A materialidade presente no ato de parar pra escutar um disco é outro aspecto cativante. “O vinil é um objeto. Não é algo baixado, acessado em um clique. Por sua natureza tangível e dimensão física, pode trazer fotos, textos e ilustrações de caráter artístico que ampliam ou completam as canções que ele contém. Acaba ‘expandindo’ a recepção estética da audição em si. Quem não conhece várias capas que poderiam estar em molduras na parede? Isso é parte essencial de seu encanto”, reflete Láuriston Pinheiro.

Ciclos

Perguntei a Láuriston e Óliver se acreditam que algum outro formato será recuperado com a mesma força que o LP, e sobre o fenômeno das mídias “antigas” que são mantidas ou retornam ao cenário de consumo em determinados momentos.

“Para meu espanto, estamos assistindo a volta gradativa de gravações em fita cassete.

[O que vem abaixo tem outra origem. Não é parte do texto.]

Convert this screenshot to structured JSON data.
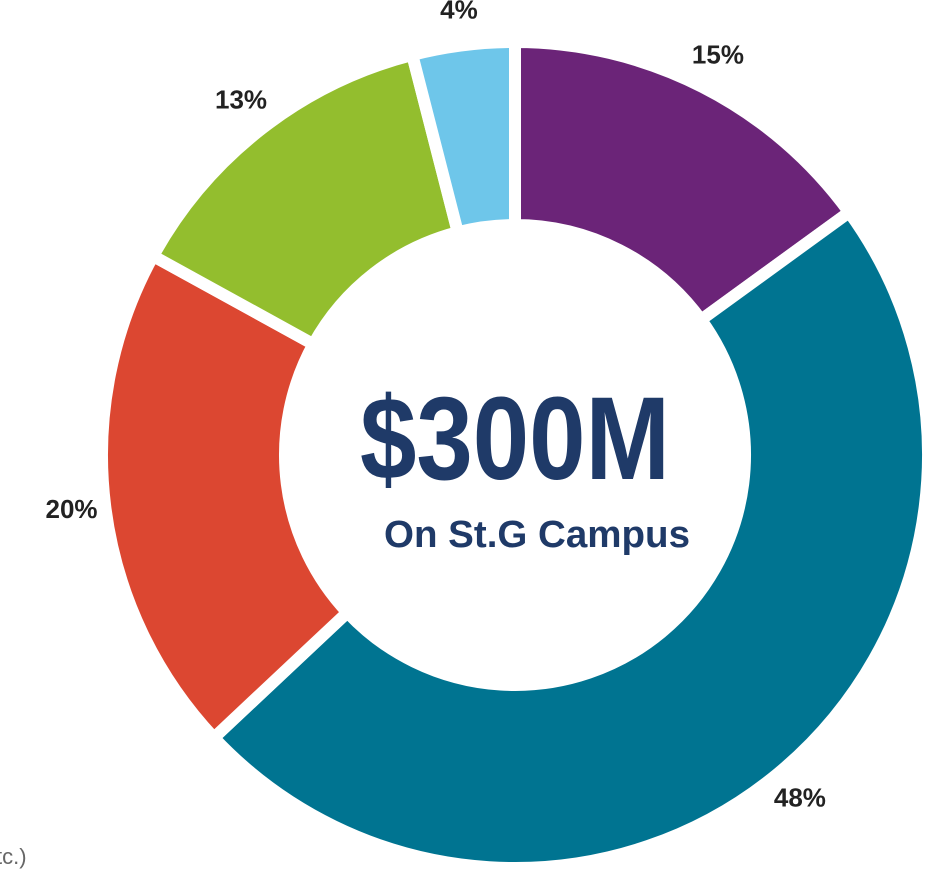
{
  "chart_data": {
    "type": "donut",
    "center_title": "$300M",
    "center_subtitle": "On St.G Campus",
    "annotation": "tc.)",
    "categories": [
      null,
      null,
      null,
      null,
      null
    ],
    "values": [
      15,
      48,
      20,
      13,
      4
    ],
    "value_labels": [
      "15%",
      "48%",
      "20%",
      "13%",
      "4%"
    ],
    "colors": [
      "#6b2478",
      "#007491",
      "#dc4731",
      "#93be2e",
      "#6ec6ea"
    ]
  }
}
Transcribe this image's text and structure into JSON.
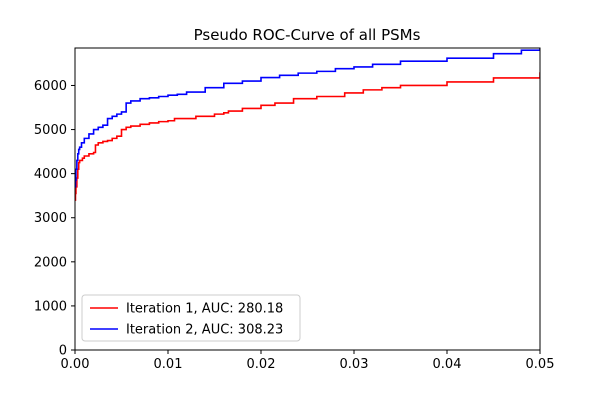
{
  "chart_data": {
    "type": "line",
    "title": "Pseudo ROC-Curve of all PSMs",
    "xlabel": "",
    "ylabel": "",
    "xlim": [
      0.0,
      0.05
    ],
    "ylim": [
      0,
      6850
    ],
    "xticks": [
      "0.00",
      "0.01",
      "0.02",
      "0.03",
      "0.04",
      "0.05"
    ],
    "xtick_values": [
      0.0,
      0.01,
      0.02,
      0.03,
      0.04,
      0.05
    ],
    "yticks": [
      "0",
      "1000",
      "2000",
      "3000",
      "4000",
      "5000",
      "6000"
    ],
    "ytick_values": [
      0,
      1000,
      2000,
      3000,
      4000,
      5000,
      6000
    ],
    "grid": false,
    "legend_position": "lower-left",
    "series": [
      {
        "name": "Iteration 1, AUC: 280.18",
        "color": "#ff0000",
        "x": [
          0.0,
          5e-05,
          0.0001,
          0.0002,
          0.0003,
          0.0004,
          0.0005,
          0.0008,
          0.001,
          0.0015,
          0.002,
          0.0022,
          0.0025,
          0.003,
          0.0035,
          0.004,
          0.0045,
          0.005,
          0.0055,
          0.006,
          0.007,
          0.008,
          0.009,
          0.01,
          0.0107,
          0.013,
          0.015,
          0.016,
          0.0165,
          0.018,
          0.02,
          0.0215,
          0.0235,
          0.026,
          0.029,
          0.031,
          0.033,
          0.035,
          0.04,
          0.045,
          0.05
        ],
        "values": [
          3400,
          3550,
          3700,
          3900,
          4100,
          4250,
          4300,
          4350,
          4400,
          4450,
          4480,
          4650,
          4700,
          4730,
          4750,
          4800,
          4850,
          5000,
          5050,
          5080,
          5120,
          5150,
          5180,
          5200,
          5250,
          5300,
          5350,
          5380,
          5420,
          5480,
          5550,
          5600,
          5700,
          5750,
          5830,
          5900,
          5950,
          6000,
          6080,
          6170,
          6300
        ]
      },
      {
        "name": "Iteration 2, AUC: 308.23",
        "color": "#0000ff",
        "x": [
          0.0,
          5e-05,
          0.0001,
          0.0002,
          0.0003,
          0.0004,
          0.0005,
          0.0007,
          0.001,
          0.0015,
          0.002,
          0.0025,
          0.003,
          0.0035,
          0.004,
          0.0045,
          0.005,
          0.0055,
          0.006,
          0.007,
          0.008,
          0.009,
          0.01,
          0.011,
          0.012,
          0.014,
          0.016,
          0.018,
          0.02,
          0.022,
          0.024,
          0.026,
          0.028,
          0.03,
          0.032,
          0.035,
          0.04,
          0.045,
          0.048,
          0.05
        ],
        "values": [
          3700,
          3850,
          4100,
          4300,
          4450,
          4550,
          4600,
          4700,
          4800,
          4900,
          5000,
          5050,
          5100,
          5250,
          5300,
          5350,
          5400,
          5600,
          5650,
          5700,
          5720,
          5750,
          5780,
          5800,
          5850,
          5950,
          6050,
          6100,
          6180,
          6230,
          6280,
          6320,
          6380,
          6420,
          6480,
          6550,
          6620,
          6720,
          6800,
          6850
        ]
      }
    ]
  }
}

Lá fora já é algo em pleno crescimento”, comenta o publicitário, avaliando que a volta dessas nostalgias sempre fica restrita a certos públicos e nichos de mercado.

Óliver acredita em uma guinada e calcula 5 anos, no mais tardar, para um reaquecimento sobre a mídia do CD. “Talvez não tão quanto o vinil, mas vai recuperar alguma força porque acho que isso é um ciclo mesmo que existe, na minha concepção”.

“Não acho que o futuro será nostálgico, mas sempre haverá espaço para essas vivências que recuperam coisas afetivas do passado”, prevê Láuriston. “No caso do vinil, as novas tecnologias entregam uma qualidade sonora capaz de impressionar qualquer ouvido apurado do presente. Mas ainda é um lazer que custa caro”.